Wix's shares are massively undervalued because it has a $3.77B market cap but announced a $2B buyback, implying 55% of shares will be retired in two years.
The speaker notes Wix revenue is growing ~13% YoY, they want 30% FCF margins, and they acquired B44 which is growing fast.
The market is not pricing in Wix's buybacks — consensus EPS estimates only go from $6.73 to $7.77 over two years, which is inconsistent with repurchasing 55% of the company.
The speaker points out an apparent arithmetic inconsistency in sell-side estimates, suggesting analysts haven't properly modeled the buyback's impact.
Why did you bring up Wix as a stock pitch?
The guest begins a pitch on Wix by saying it is still growing revenue about 13% year over year and targets roughly 30% free cash flow margins this year. He also notes that share count has been coming down and that Wix has announced a $2 billion buyback, though the rest of the pitch is still unfolding in the chunk.

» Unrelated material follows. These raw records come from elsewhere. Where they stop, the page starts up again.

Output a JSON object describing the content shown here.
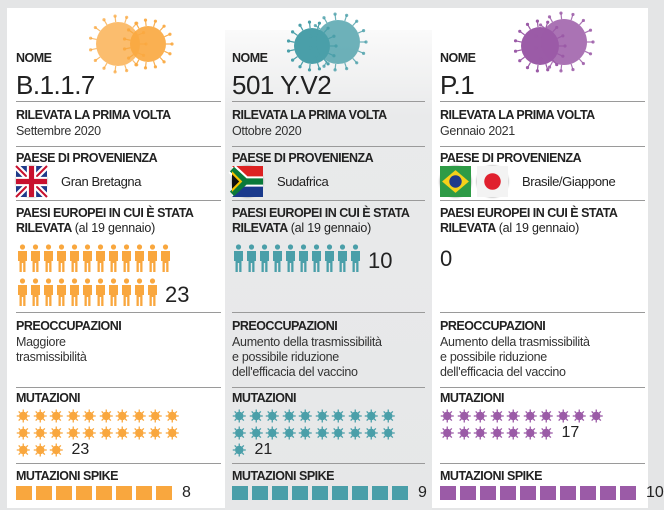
{
  "labels": {
    "name": "NOME",
    "first_detected": "RILEVATA LA PRIMA VOLTA",
    "origin": "PAESE DI PROVENIENZA",
    "eu_countries_line1": "PAESI EUROPEI IN CUI È STATA",
    "eu_countries_line2": "RILEVATA",
    "eu_countries_note": "(al 19 gennaio)",
    "concerns": "PREOCCUPAZIONI",
    "mutations": "MUTAZIONI",
    "spike_mutations": "MUTAZIONI SPIKE"
  },
  "variants": [
    {
      "name": "B.1.1.7",
      "color": "#f9a73e",
      "date": "Settembre 2020",
      "flags": [
        "uk-flag-icon"
      ],
      "country": "Gran Bretagna",
      "eu_countries": 23,
      "eu_countries_label": "23",
      "concerns": [
        "Maggiore",
        "trasmissibilità"
      ],
      "mutations": 23,
      "mutations_label": "23",
      "spike": 8,
      "spike_label": "8"
    },
    {
      "name": "501 Y.V2",
      "color": "#4a9fa9",
      "date": "Ottobre 2020",
      "flags": [
        "south-africa-flag-icon"
      ],
      "country": "Sudafrica",
      "eu_countries": 10,
      "eu_countries_label": "10",
      "concerns": [
        "Aumento della trasmissibilità",
        "e possibile riduzione",
        "dell'efficacia del vaccino"
      ],
      "mutations": 21,
      "mutations_label": "21",
      "spike": 9,
      "spike_label": "9"
    },
    {
      "name": "P.1",
      "color": "#9b5ba7",
      "date": "Gennaio 2021",
      "flags": [
        "brazil-flag-icon",
        "japan-flag-icon"
      ],
      "country": "Brasile/Giappone",
      "eu_countries": 0,
      "eu_countries_label": "0",
      "concerns": [
        "Aumento della trasmissibilità",
        "e possibile riduzione",
        "dell'efficacia del vaccino"
      ],
      "mutations": 17,
      "mutations_label": "17",
      "spike": 10,
      "spike_label": "10"
    }
  ]
}
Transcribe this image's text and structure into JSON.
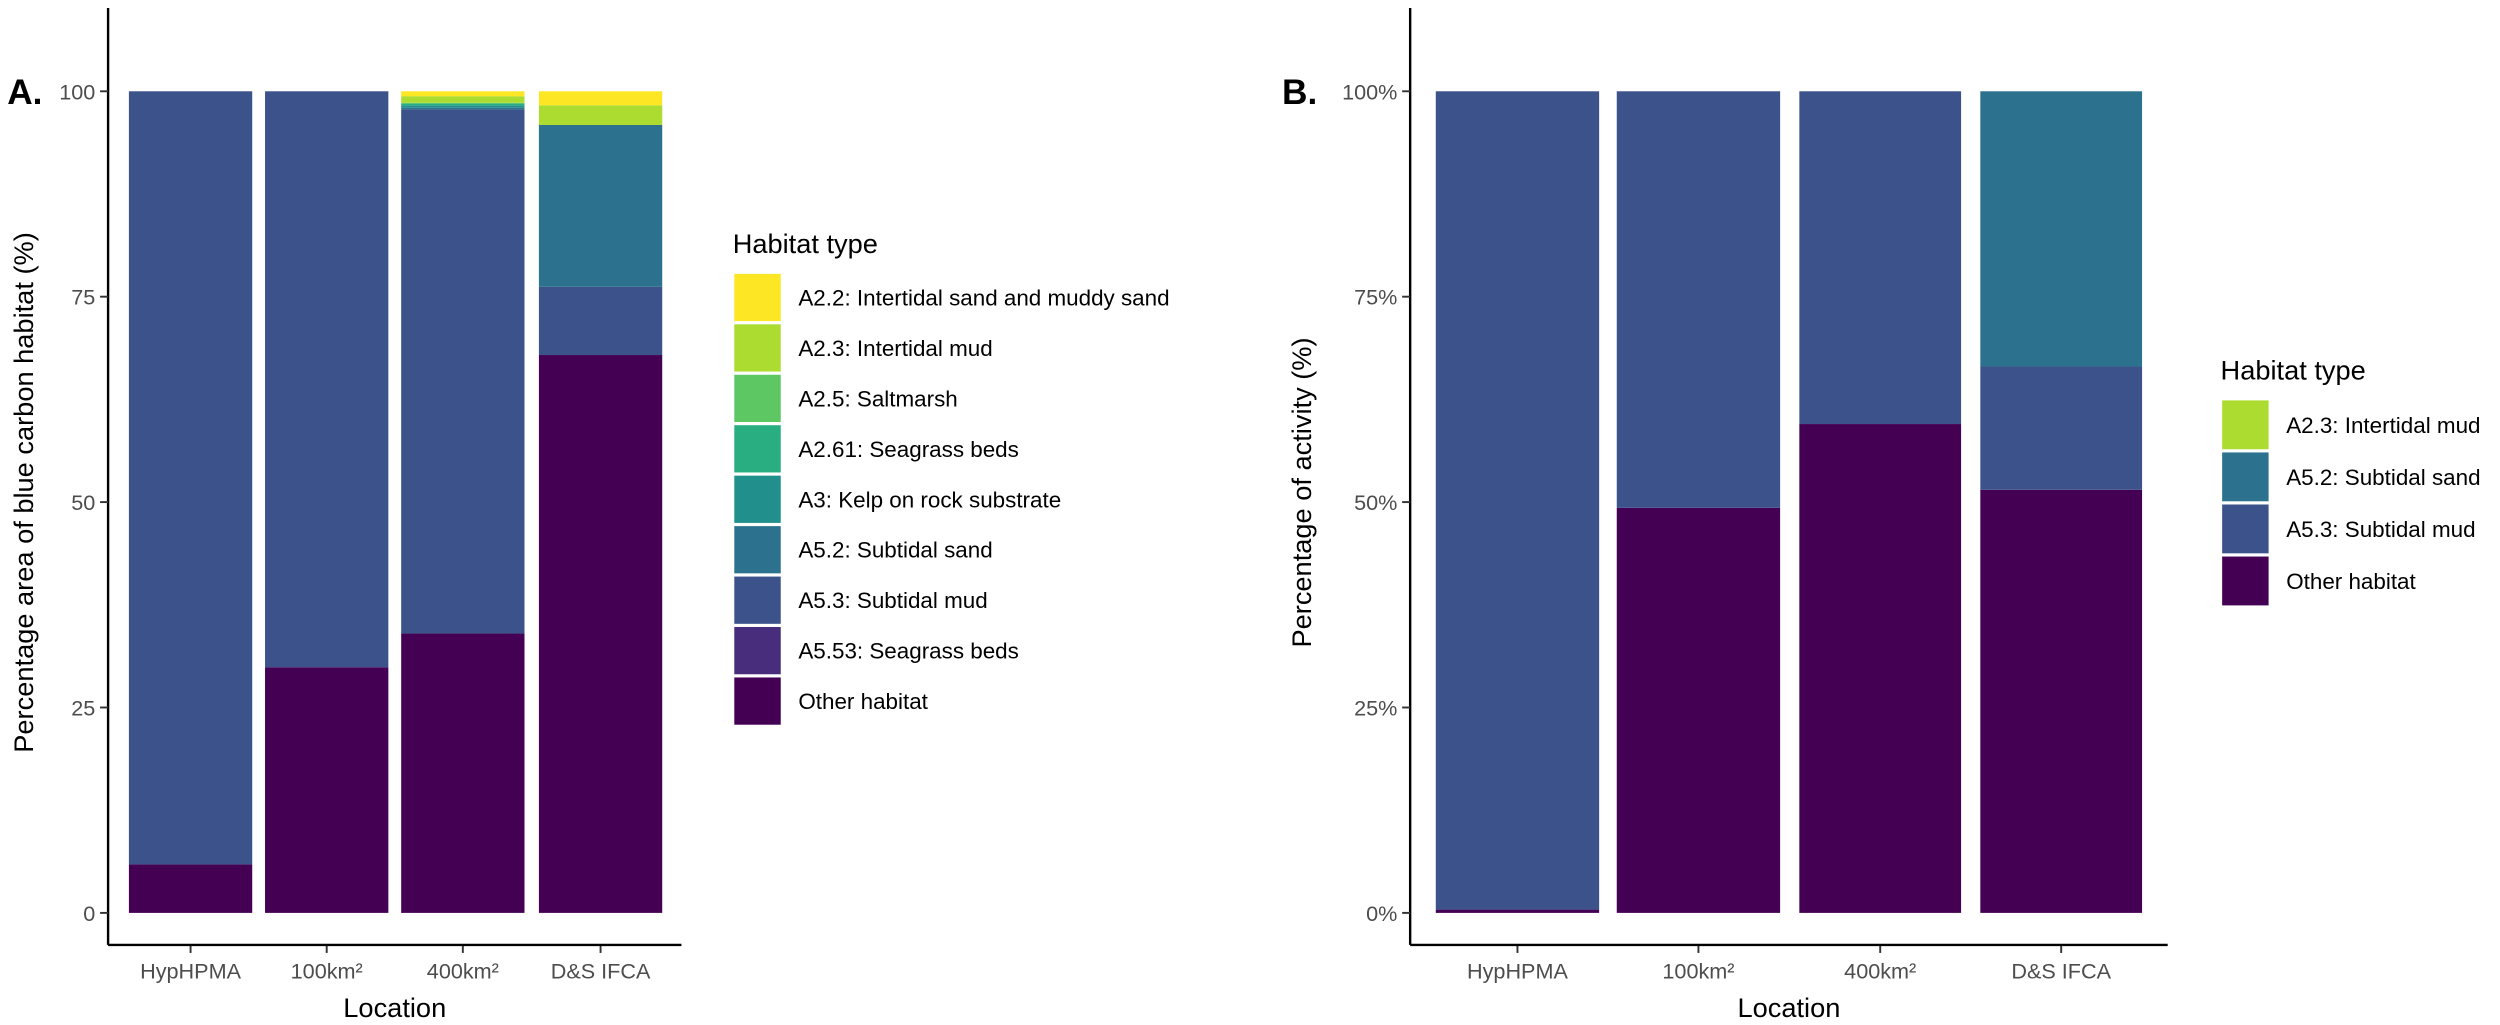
{
  "colors": {
    "A2.2: Intertidal sand and muddy sand": "#FDE725",
    "A2.3: Intertidal mud": "#ADDC30",
    "A2.5: Saltmarsh": "#5DC863",
    "A2.61: Seagrass beds": "#28AE80",
    "A3: Kelp on rock substrate": "#21908C",
    "A5.2: Subtidal sand": "#2C728E",
    "A5.3: Subtidal mud": "#3B528B",
    "A5.53: Seagrass beds": "#472D7B",
    "Other habitat": "#440154"
  },
  "chart_data": [
    {
      "type": "bar",
      "stacked": true,
      "panel_label": "A.",
      "xlabel": "Location",
      "ylabel": "Percentage area of blue carbon habitat (%)",
      "ylim": [
        0,
        100
      ],
      "yticks": [
        "0",
        "25",
        "50",
        "75",
        "100"
      ],
      "categories": [
        "HypHPMA",
        "100km²",
        "400km²",
        "D&S IFCA"
      ],
      "legend_title": "Habitat type",
      "legend_position": "right",
      "grid": false,
      "series": [
        {
          "name": "Other habitat",
          "values": [
            5.9,
            29.9,
            34.0,
            67.9
          ]
        },
        {
          "name": "A5.53: Seagrass beds",
          "values": [
            0,
            0,
            0,
            0
          ]
        },
        {
          "name": "A5.3: Subtidal mud",
          "values": [
            94.1,
            70.1,
            63.8,
            8.3
          ]
        },
        {
          "name": "A5.2: Subtidal sand",
          "values": [
            0,
            0,
            0.2,
            19.7
          ]
        },
        {
          "name": "A3: Kelp on rock substrate",
          "values": [
            0,
            0,
            0.3,
            0
          ]
        },
        {
          "name": "A2.61: Seagrass beds",
          "values": [
            0,
            0,
            0.2,
            0
          ]
        },
        {
          "name": "A2.5: Saltmarsh",
          "values": [
            0,
            0,
            0.1,
            0
          ]
        },
        {
          "name": "A2.3: Intertidal mud",
          "values": [
            0,
            0,
            0.8,
            2.4
          ]
        },
        {
          "name": "A2.2: Intertidal sand and muddy sand",
          "values": [
            0,
            0,
            0.6,
            1.7
          ]
        }
      ]
    },
    {
      "type": "bar",
      "stacked": true,
      "panel_label": "B.",
      "xlabel": "Location",
      "ylabel": "Percentage of activity (%)",
      "ylim": [
        0,
        100
      ],
      "yticks": [
        "0%",
        "25%",
        "50%",
        "75%",
        "100%"
      ],
      "categories": [
        "HypHPMA",
        "100km²",
        "400km²",
        "D&S IFCA"
      ],
      "legend_title": "Habitat type",
      "legend_position": "right",
      "grid": false,
      "series": [
        {
          "name": "Other habitat",
          "values": [
            0.4,
            49.3,
            59.5,
            51.5
          ]
        },
        {
          "name": "A5.3: Subtidal mud",
          "values": [
            99.6,
            50.7,
            40.5,
            15.0
          ]
        },
        {
          "name": "A5.2: Subtidal sand",
          "values": [
            0,
            0,
            0,
            33.5
          ]
        },
        {
          "name": "A2.3: Intertidal mud",
          "values": [
            0,
            0,
            0,
            0
          ]
        }
      ]
    }
  ]
}
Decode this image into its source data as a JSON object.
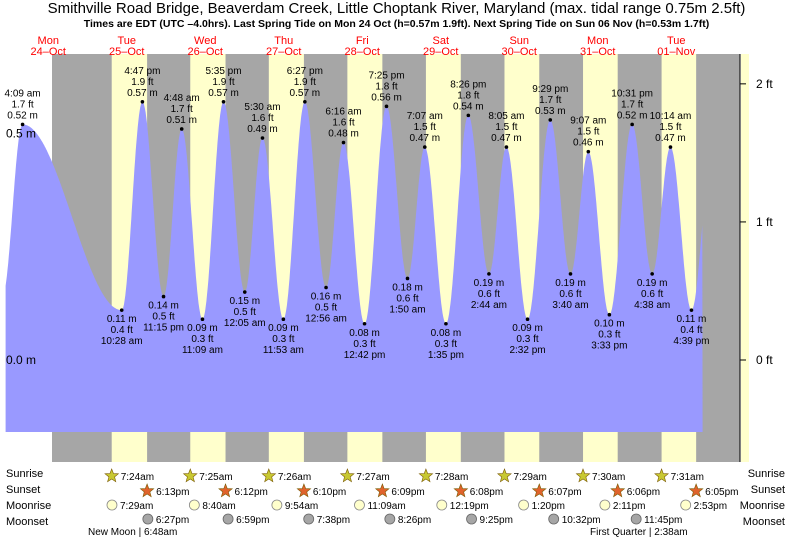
{
  "title": "Smithville Road Bridge, Beaverdam Creek, Little Choptank River, Maryland (max. tidal range 0.75m 2.5ft)",
  "subtitle": "Times are EDT (UTC –4.0hrs). Last Spring Tide on Mon 24 Oct (h=0.57m 1.9ft). Next Spring Tide on Sun 06 Nov (h=0.53m 1.7ft)",
  "colors": {
    "night": "#a6a6a6",
    "day": "#ffffcc",
    "water": "#9999ff",
    "date_label": "#ff0000",
    "sun_star": "#c8c832",
    "set_star": "#e0632c",
    "moonrise": "#ffffcc",
    "moonset": "#a6a6a6"
  },
  "chart_data": {
    "type": "area",
    "title": "Smithville Road Bridge, Beaverdam Creek, Little Choptank River, Maryland (max. tidal range 0.75m 2.5ft)",
    "y_left_ticks": [
      "0.5 m",
      "0.0 m"
    ],
    "y_right_ticks": [
      "2 ft",
      "1 ft",
      "0 ft"
    ],
    "days": [
      {
        "dow": "Mon",
        "date": "24–Oct"
      },
      {
        "dow": "Tue",
        "date": "25–Oct"
      },
      {
        "dow": "Wed",
        "date": "26–Oct"
      },
      {
        "dow": "Thu",
        "date": "27–Oct"
      },
      {
        "dow": "Fri",
        "date": "28–Oct"
      },
      {
        "dow": "Sat",
        "date": "29–Oct"
      },
      {
        "dow": "Sun",
        "date": "30–Oct"
      },
      {
        "dow": "Mon",
        "date": "31–Oct"
      },
      {
        "dow": "Tue",
        "date": "01–Nov"
      }
    ],
    "tides": [
      {
        "type": "high",
        "day": 0,
        "m": "0.52 m",
        "ft": "1.7 ft",
        "time": "4:09 am",
        "v": 0.52
      },
      {
        "type": "low",
        "day": 1,
        "m": "0.11 m",
        "ft": "0.4 ft",
        "time": "10:28 am",
        "v": 0.11
      },
      {
        "type": "high",
        "day": 1,
        "m": "0.57 m",
        "ft": "1.9 ft",
        "time": "4:47 pm",
        "v": 0.57
      },
      {
        "type": "low",
        "day": 1,
        "m": "0.14 m",
        "ft": "0.5 ft",
        "time": "11:15 pm",
        "v": 0.14
      },
      {
        "type": "high",
        "day": 2,
        "m": "0.51 m",
        "ft": "1.7 ft",
        "time": "4:48 am",
        "v": 0.51
      },
      {
        "type": "low",
        "day": 2,
        "m": "0.09 m",
        "ft": "0.3 ft",
        "time": "11:09 am",
        "v": 0.09
      },
      {
        "type": "high",
        "day": 2,
        "m": "0.57 m",
        "ft": "1.9 ft",
        "time": "5:35 pm",
        "v": 0.57
      },
      {
        "type": "low",
        "day": 3,
        "m": "0.15 m",
        "ft": "0.5 ft",
        "time": "12:05 am",
        "v": 0.15
      },
      {
        "type": "high",
        "day": 3,
        "m": "0.49 m",
        "ft": "1.6 ft",
        "time": "5:30 am",
        "v": 0.49
      },
      {
        "type": "low",
        "day": 3,
        "m": "0.09 m",
        "ft": "0.3 ft",
        "time": "11:53 am",
        "v": 0.09
      },
      {
        "type": "high",
        "day": 3,
        "m": "0.57 m",
        "ft": "1.9 ft",
        "time": "6:27 pm",
        "v": 0.57
      },
      {
        "type": "low",
        "day": 4,
        "m": "0.16 m",
        "ft": "0.5 ft",
        "time": "12:56 am",
        "v": 0.16
      },
      {
        "type": "high",
        "day": 4,
        "m": "0.48 m",
        "ft": "1.6 ft",
        "time": "6:16 am",
        "v": 0.48
      },
      {
        "type": "low",
        "day": 4,
        "m": "0.08 m",
        "ft": "0.3 ft",
        "time": "12:42 pm",
        "v": 0.08
      },
      {
        "type": "high",
        "day": 4,
        "m": "0.56 m",
        "ft": "1.8 ft",
        "time": "7:25 pm",
        "v": 0.56
      },
      {
        "type": "low",
        "day": 5,
        "m": "0.18 m",
        "ft": "0.6 ft",
        "time": "1:50 am",
        "v": 0.18
      },
      {
        "type": "high",
        "day": 5,
        "m": "0.47 m",
        "ft": "1.5 ft",
        "time": "7:07 am",
        "v": 0.47
      },
      {
        "type": "low",
        "day": 5,
        "m": "0.08 m",
        "ft": "0.3 ft",
        "time": "1:35 pm",
        "v": 0.08
      },
      {
        "type": "high",
        "day": 5,
        "m": "0.54 m",
        "ft": "1.8 ft",
        "time": "8:26 pm",
        "v": 0.54
      },
      {
        "type": "low",
        "day": 6,
        "m": "0.19 m",
        "ft": "0.6 ft",
        "time": "2:44 am",
        "v": 0.19
      },
      {
        "type": "high",
        "day": 6,
        "m": "0.47 m",
        "ft": "1.5 ft",
        "time": "8:05 am",
        "v": 0.47
      },
      {
        "type": "low",
        "day": 6,
        "m": "0.09 m",
        "ft": "0.3 ft",
        "time": "2:32 pm",
        "v": 0.09
      },
      {
        "type": "high",
        "day": 6,
        "m": "0.53 m",
        "ft": "1.7 ft",
        "time": "9:29 pm",
        "v": 0.53
      },
      {
        "type": "low",
        "day": 7,
        "m": "0.19 m",
        "ft": "0.6 ft",
        "time": "3:40 am",
        "v": 0.19
      },
      {
        "type": "high",
        "day": 7,
        "m": "0.46 m",
        "ft": "1.5 ft",
        "time": "9:07 am",
        "v": 0.46
      },
      {
        "type": "low",
        "day": 7,
        "m": "0.10 m",
        "ft": "0.3 ft",
        "time": "3:33 pm",
        "v": 0.1
      },
      {
        "type": "high",
        "day": 7,
        "m": "0.52 m",
        "ft": "1.7 ft",
        "time": "10:31 pm",
        "v": 0.52
      },
      {
        "type": "low",
        "day": 8,
        "m": "0.19 m",
        "ft": "0.6 ft",
        "time": "4:38 am",
        "v": 0.19
      },
      {
        "type": "high",
        "day": 8,
        "m": "0.47 m",
        "ft": "1.5 ft",
        "time": "10:14 am",
        "v": 0.47
      },
      {
        "type": "low",
        "day": 8,
        "m": "0.11 m",
        "ft": "0.4 ft",
        "time": "4:39 pm",
        "v": 0.11
      }
    ],
    "sunrise": [
      "7:24am",
      "7:25am",
      "7:26am",
      "7:27am",
      "7:28am",
      "7:29am",
      "7:30am",
      "7:31am"
    ],
    "sunset": [
      "6:13pm",
      "6:12pm",
      "6:10pm",
      "6:09pm",
      "6:08pm",
      "6:07pm",
      "6:06pm",
      "6:05pm"
    ],
    "moonrise": [
      "7:29am",
      "8:40am",
      "9:54am",
      "11:09am",
      "12:19pm",
      "1:20pm",
      "2:11pm",
      "2:53pm"
    ],
    "moonset": [
      "6:27pm",
      "6:59pm",
      "7:38pm",
      "8:26pm",
      "9:25pm",
      "10:32pm",
      "11:45pm"
    ],
    "row_labels": {
      "sunrise": "Sunrise",
      "sunset": "Sunset",
      "moonrise": "Moonrise",
      "moonset": "Moonset"
    },
    "moon_phases": [
      {
        "label": "New Moon | 6:48am"
      },
      {
        "label": "First Quarter | 2:38am"
      }
    ]
  }
}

How confident were you that Nvidia wasn't going to surpass $250 in 2026, and how confident are you today?
Stephen said he was 75-80% confident it wouldn't surpass $250 in 2026, and now is 60-70% confident. He says nothing would surprise him and wouldn't be surprised if it goes to $325 or $350 or stays at $225, because tech can do everything right and it won't matter this year.
Any inkling of what new products Jensen Huang might show at GTC?
Stephen didn't directly answer with new product speculation, instead saying 'You and me' — implying he and Tanner are the ones who can imagine the TAM expansion possibilities. The conversation was about Vera Rubin, Bluefield, physical AI, on-device chips for robots and full self-driving as possibilities.